Self-love runs through the veins of every break-up song. But why does it take a traumatic incident to remind you to love yourself?
My personal struggle with mental illness has been a contributing factor to my self-love journey. One of my main struggles is not being able to see outside of my own perspective. In this bubble, the paranoia sets in. I begin amplifying the greatest bad and I often feel guilty for the poor people in my life that deal with my symptoms.
But I can’t think of them as “poor people in my life.” They are there because they choose to be there and they continue to choose that path. They love me.
It is a cyclical setback. I develop a guilty complex and think that everyone in my life is not sincere or that they are taking on too much in order to be in my circle.
It doesn’t work like that.
This vicious circle is not broken until you realize that your friends are your friends because they want to be and they will continue wanting to be if you realize that.
Being in another relationship, be it friend or romantic partner, is incredibly problematic when you don’t love yourself — so start there. You spend every waking minute with yourself. At the end of every day, the only person you have to live with, stay with, sleep with and be with is you.
“Make sure you take your crazy pills today!”
Many of us face stigma from multiple places. But it’s easier shrugged off when you know that your crazy pills keep you afloat and that it’s OK to need help.

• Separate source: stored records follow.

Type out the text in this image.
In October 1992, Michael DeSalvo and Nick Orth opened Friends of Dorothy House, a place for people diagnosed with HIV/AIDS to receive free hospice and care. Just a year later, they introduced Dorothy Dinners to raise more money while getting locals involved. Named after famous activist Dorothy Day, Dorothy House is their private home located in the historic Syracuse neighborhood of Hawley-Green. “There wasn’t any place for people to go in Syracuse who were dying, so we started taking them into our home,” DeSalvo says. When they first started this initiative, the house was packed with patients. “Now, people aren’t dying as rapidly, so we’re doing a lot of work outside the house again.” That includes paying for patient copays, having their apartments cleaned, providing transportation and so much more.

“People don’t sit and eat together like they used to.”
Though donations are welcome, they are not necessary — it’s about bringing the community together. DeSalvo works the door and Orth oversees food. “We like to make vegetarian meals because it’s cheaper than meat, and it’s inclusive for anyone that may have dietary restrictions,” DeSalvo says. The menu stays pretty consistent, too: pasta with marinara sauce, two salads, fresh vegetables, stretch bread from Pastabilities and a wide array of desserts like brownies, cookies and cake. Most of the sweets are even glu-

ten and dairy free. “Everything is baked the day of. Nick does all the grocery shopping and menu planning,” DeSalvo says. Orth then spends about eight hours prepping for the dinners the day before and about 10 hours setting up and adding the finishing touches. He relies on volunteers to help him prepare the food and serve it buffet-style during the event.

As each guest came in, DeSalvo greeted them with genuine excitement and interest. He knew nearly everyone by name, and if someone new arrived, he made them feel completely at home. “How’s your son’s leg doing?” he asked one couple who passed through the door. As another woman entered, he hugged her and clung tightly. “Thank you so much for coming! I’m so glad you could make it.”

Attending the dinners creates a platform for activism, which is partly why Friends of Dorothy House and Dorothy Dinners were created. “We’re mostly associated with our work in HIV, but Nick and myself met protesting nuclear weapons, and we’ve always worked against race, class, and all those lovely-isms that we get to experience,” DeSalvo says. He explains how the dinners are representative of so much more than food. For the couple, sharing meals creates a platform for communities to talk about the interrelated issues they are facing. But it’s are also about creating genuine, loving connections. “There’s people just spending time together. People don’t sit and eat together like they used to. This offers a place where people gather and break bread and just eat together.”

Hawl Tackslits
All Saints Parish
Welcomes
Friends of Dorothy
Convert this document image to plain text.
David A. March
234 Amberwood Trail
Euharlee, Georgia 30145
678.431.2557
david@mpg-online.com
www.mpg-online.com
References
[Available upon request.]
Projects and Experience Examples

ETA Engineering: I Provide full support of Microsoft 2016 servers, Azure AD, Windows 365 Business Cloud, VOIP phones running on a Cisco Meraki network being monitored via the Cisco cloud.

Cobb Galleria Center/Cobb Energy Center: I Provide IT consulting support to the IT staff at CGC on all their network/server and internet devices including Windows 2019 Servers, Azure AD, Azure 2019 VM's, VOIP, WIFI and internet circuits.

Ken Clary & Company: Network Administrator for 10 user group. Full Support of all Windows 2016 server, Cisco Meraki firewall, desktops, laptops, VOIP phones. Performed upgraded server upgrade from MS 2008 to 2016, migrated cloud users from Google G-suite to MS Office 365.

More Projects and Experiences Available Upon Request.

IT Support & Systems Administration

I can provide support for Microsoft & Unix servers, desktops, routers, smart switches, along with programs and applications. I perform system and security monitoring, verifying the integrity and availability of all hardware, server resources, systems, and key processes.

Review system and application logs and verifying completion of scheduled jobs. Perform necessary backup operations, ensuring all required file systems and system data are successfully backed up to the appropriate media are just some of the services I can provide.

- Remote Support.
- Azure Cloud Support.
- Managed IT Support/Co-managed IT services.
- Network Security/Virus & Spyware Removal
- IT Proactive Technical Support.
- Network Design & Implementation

“I feel like I have to walk on eggshells around you.”
It hurt to hear this one, but it was OK — what that person was really telling me was that they weren’t listening to me. My struggle does not define me. I find the depression jokes and memes just as comical as you do.
I am finally at a place in my life where no joke about mental illness can offend me. The ignorance still gets to me. When people don’t try to understand my diagnosis, I take it as something wrong with their perception of the mechanics of the world, not as a reflection of my worth or something against me personally.

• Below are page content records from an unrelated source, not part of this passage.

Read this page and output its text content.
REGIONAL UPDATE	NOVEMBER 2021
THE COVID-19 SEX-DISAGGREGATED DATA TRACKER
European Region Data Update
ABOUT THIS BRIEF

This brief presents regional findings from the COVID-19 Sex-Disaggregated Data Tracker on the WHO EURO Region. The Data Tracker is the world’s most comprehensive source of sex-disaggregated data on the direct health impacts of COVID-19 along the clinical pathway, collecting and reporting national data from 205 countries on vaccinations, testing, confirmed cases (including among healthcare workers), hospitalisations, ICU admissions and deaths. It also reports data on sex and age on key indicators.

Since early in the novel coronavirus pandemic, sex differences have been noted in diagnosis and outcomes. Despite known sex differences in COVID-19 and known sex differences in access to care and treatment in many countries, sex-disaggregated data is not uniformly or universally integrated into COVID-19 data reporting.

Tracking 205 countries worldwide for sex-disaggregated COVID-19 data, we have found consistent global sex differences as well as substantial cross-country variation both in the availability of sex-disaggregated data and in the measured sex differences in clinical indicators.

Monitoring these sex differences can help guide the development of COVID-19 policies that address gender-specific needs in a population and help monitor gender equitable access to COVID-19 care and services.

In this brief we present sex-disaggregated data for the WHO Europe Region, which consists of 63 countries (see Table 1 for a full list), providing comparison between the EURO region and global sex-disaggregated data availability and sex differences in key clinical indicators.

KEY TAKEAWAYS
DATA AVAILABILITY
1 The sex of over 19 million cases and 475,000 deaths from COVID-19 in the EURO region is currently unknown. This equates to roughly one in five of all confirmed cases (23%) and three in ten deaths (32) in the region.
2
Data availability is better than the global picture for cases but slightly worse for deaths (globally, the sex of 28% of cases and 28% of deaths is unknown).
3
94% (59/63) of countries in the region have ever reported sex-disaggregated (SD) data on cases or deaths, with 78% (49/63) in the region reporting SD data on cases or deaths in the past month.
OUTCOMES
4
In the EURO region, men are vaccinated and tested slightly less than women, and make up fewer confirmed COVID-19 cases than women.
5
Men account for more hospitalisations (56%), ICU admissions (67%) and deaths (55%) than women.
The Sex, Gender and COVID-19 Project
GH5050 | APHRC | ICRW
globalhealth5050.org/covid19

To me, it’s about understanding that not everyone is a one-size-fits-all diagnosis.
“Oh, my ex-girlfriend had really bad anxiety, so I get it.”
No you do not. My anxiety is nothing like hers, just like her antics and triggers are not mirrors for mine. Apples and oranges.

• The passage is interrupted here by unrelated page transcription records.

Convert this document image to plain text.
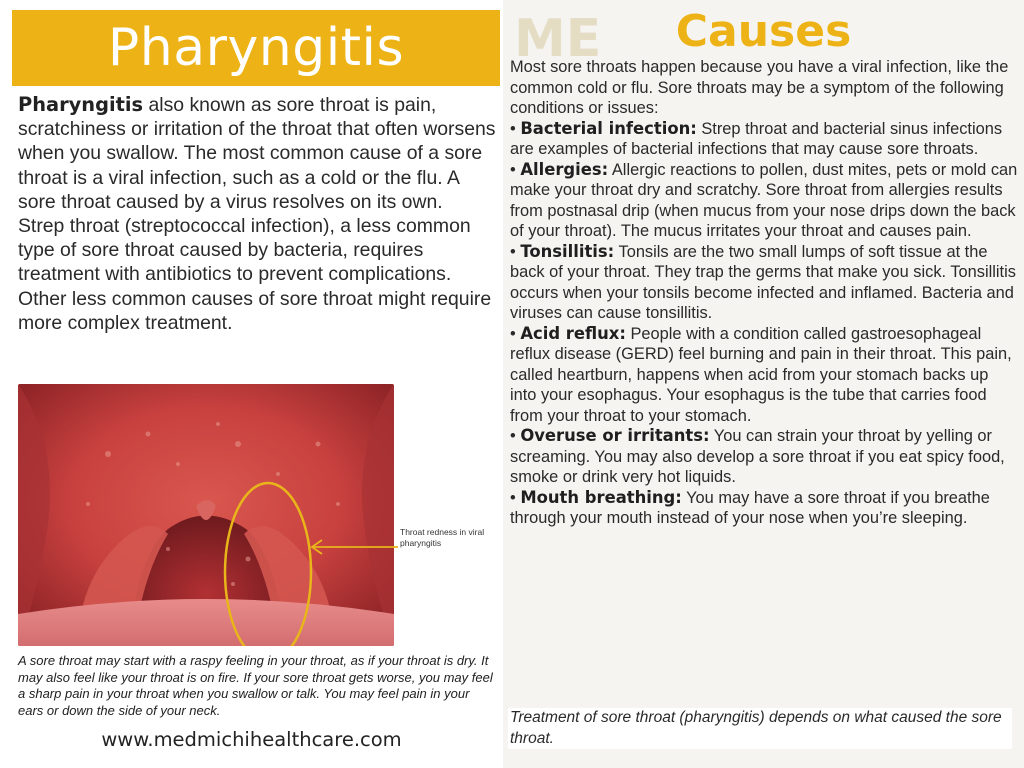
Pharyngitis

Pharyngitis also known as sore throat is pain, scratchiness or irritation of the throat that often worsens when you swallow. The most common cause of a sore throat is a viral infection, such as a cold or the flu. A sore throat caused by a virus resolves on its own.

Strep throat (streptococcal infection), a less common type of sore throat caused by bacteria, requires treatment with antibiotics to prevent complications. Other less common causes of sore throat might require more complex treatment.

Throat redness in viral pharyngitis
A sore throat may start with a raspy feeling in your throat, as if your throat is dry. It may also feel like your throat is on fire. If your sore throat gets worse, you may feel a sharp pain in your throat when you swallow or talk. You may feel pain in your ears or down the side of your neck.
www.medmichihealthcare.com
ME	Causes

Most sore throats happen because you have a viral infection, like the common cold or flu. Sore throats may be a symptom of the following conditions or issues:

• Bacterial infection: Strep throat and bacterial sinus infections are examples of bacterial infections that may cause sore throats.

• Allergies: Allergic reactions to pollen, dust mites, pets or mold can make your throat dry and scratchy. Sore throat from allergies results from postnasal drip (when mucus from your nose drips down the back of your throat). The mucus irritates your throat and causes pain.

• Tonsillitis: Tonsils are the two small lumps of soft tissue at the back of your throat. They trap the germs that make you sick. Tonsillitis occurs when your tonsils become infected and inflamed. Bacteria and viruses can cause tonsillitis.

• Acid reflux: People with a condition called gastroesophageal reflux disease (GERD) feel burning and pain in their throat. This pain, called heartburn, happens when acid from your stomach backs up into your esophagus. Your esophagus is the tube that carries food from your throat to your stomach.

• Overuse or irritants: You can strain your throat by yelling or screaming. You may also develop a sore throat if you eat spicy food, smoke or drink very hot liquids.

• Mouth breathing: You may have a sore throat if you breathe through your mouth instead of your nose when you’re sleeping.

Treatment of sore throat (pharyngitis) depends on what caused the sore throat.
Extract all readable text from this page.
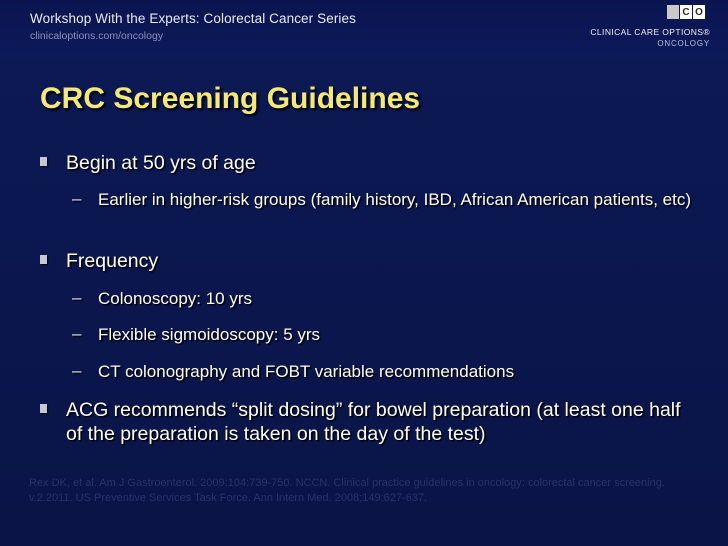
Workshop With the Experts: Colorectal Cancer Series
clinicaloptions.com/oncology
C O
CLINICAL CARE OPTIONS®
ONCOLOGY
CRC Screening Guidelines
Begin at 50 yrs of age
– Earlier in higher-risk groups (family history, IBD, African American patients, etc)
Frequency
– Colonoscopy: 10 yrs
– Flexible sigmoidoscopy: 5 yrs
– CT colonography and FOBT variable recommendations
ACG recommends “split dosing” for bowel preparation (at least one half of the preparation is taken on the day of the test)
Rex DK, et al. Am J Gastroenterol. 2009;104:739-750. NCCN. Clinical practice guidelines in oncology: colorectal cancer screening. v.2.2011. US Preventive Services Task Force. Ann Intern Med. 2008;149:627-637.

I used to truly believe that love was the answer to everything. I’ve narrowed this understanding — it’s really about self-love. It’s knowing who elevates you and being the one person who elevates you more than anyone else. It’s taking your pills, keeping up with your appointments. Self-love is a spectacular opportunity that often lies in the menial.
If you train yourself to take negative weaponry and understand it in a new way — as a reflection of another and of the importance that you continue to live and be OK, to combat what they say or believe — it is easier to digest. Those you choose in your support system will work to understand your diagnosis instead of using it against you.